Handcuffs & Kisses « AnnaDavid.com

Handcuffs & Kisses

handcuffs

RAZOR, November, 2004

By Anna David

When I first kissed a girl, I expected it to feel either intoxicatingly erotic – an experience that might launch me into a life of permanent lesbianism — or creepy as hell, like a sex dream about an overly religious kindergarten teacher. But I was shocked to discover that kissing a girl felt…very much like kissing a guy. Her lips were extremely soft and she moved her tongue more daintily than the average boy with whom I’d locked lips, but my body didn’t start glistening with arousal or drying up with disgust.

Then again, it was a simple game of “truth or dare,” played during a particularly regressive part of my 20s, and the girl was my best friend at the time. I never had the desire to take it any further and while that’s possibly because I subconsciously lost my nerve, or realized that I wouldn’t be able to stomach the awkwardness afterwards, I also came to realize something mildly revelatory for me: I may be attracted to other women in theory, but not in practice. I mean I get that it’s hot. I’ve even fantasized about other women and declared aloud that if Angelina Jolie wanted to have her way with me, there’d be no struggle. What turned me on the most wasn’t anything my friend did, it was knowing that several excited men were watching the action with the kind of rapt attention they usually reserved for Lakers games.

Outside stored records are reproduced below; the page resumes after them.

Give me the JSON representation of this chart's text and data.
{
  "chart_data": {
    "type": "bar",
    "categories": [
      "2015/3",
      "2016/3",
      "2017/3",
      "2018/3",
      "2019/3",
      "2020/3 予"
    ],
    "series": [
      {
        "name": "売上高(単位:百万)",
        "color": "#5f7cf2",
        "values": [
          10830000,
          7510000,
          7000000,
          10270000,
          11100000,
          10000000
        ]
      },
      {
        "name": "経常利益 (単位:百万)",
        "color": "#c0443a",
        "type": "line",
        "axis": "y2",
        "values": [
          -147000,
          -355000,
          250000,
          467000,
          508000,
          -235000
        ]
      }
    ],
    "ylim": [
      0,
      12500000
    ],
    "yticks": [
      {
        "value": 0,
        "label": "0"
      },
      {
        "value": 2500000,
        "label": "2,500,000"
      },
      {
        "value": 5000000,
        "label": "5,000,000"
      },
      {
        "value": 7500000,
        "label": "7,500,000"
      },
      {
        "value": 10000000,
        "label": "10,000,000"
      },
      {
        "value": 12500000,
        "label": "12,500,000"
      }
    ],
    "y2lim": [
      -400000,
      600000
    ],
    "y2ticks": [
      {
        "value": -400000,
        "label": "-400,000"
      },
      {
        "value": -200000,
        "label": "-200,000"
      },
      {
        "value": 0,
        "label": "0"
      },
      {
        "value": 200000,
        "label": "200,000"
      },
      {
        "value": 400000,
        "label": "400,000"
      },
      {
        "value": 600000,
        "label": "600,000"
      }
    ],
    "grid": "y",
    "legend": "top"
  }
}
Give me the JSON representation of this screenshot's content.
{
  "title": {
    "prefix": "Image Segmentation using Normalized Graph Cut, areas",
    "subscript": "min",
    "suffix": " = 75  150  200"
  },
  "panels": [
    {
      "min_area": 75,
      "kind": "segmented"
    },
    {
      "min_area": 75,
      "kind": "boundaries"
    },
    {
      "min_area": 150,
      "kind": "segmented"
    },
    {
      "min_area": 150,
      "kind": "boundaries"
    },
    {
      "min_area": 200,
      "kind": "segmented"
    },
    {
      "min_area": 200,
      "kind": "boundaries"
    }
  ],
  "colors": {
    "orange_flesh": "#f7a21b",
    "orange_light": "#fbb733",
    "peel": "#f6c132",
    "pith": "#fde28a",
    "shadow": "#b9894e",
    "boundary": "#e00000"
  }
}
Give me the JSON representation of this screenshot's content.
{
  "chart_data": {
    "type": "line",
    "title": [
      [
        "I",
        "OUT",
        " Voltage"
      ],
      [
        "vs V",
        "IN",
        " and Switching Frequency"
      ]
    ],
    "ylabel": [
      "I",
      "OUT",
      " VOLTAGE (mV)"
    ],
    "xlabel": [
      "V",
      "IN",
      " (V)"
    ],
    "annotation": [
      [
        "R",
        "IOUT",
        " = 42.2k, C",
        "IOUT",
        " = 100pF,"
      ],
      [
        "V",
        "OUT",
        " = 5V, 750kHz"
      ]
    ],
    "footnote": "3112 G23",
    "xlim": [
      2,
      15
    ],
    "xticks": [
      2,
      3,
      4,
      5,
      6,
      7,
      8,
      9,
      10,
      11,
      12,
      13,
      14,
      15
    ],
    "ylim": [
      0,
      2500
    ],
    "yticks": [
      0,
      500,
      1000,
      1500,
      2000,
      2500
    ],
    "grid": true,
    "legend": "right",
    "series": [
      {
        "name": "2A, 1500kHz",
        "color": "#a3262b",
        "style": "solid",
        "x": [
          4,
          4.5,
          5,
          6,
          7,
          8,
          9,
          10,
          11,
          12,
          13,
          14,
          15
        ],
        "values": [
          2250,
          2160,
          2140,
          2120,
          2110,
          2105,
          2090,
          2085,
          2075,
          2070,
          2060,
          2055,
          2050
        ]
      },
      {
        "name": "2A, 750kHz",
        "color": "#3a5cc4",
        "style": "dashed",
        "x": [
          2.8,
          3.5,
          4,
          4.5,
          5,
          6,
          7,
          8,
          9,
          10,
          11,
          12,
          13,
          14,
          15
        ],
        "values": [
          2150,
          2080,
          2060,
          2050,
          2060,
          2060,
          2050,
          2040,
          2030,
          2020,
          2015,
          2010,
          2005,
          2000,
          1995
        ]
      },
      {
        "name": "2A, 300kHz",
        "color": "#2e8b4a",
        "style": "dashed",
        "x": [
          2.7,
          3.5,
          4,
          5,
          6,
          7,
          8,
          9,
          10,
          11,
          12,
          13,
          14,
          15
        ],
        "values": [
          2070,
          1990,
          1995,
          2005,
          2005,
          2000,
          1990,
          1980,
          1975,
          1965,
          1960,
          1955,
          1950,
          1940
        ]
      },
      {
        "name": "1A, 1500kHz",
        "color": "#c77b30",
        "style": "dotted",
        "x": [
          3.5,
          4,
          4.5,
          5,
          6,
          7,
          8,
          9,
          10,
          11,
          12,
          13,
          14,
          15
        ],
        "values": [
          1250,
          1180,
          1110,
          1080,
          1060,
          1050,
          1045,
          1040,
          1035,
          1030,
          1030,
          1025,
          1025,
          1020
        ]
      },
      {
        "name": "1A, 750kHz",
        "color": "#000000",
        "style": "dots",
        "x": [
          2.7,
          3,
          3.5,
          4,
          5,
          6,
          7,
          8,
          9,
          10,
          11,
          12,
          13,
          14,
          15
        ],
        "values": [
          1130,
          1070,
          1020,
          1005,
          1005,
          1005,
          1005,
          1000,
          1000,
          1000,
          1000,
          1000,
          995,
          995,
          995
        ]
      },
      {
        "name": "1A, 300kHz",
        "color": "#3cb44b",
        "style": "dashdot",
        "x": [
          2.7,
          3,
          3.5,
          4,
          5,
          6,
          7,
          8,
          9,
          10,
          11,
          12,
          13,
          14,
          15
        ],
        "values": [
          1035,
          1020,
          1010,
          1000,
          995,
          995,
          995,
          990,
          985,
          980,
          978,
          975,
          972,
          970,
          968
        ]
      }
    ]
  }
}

Of course, I’ve always known that most men find the concept of two women together erotic. What I didn’t know until well into the 90s was that temporary lesbianism was actually occurring all around me. Suddenly, good friends — including my truth or dare partner, by the by — started casually revealing the fact that they’d traveled to the other side. “It was a college thing,” an otherwise straight girl might explain dispassionately. “Just a phase.” Others would tell tales of fooling around with their female friends during slumber parties when they were eight or nine. Now, I don’t know if all the other girls were off making out while just a few of us stiffs told ghost stories, or if I attended the one college on earth that seemed utterly oblivious to the lipstick lesbian collegiate experience, but the fact is, I clearly wasn’t sending out the “available” signal to other women because bisexuality truly failed to even enter my consciousness until I’d been out of college for a good three years.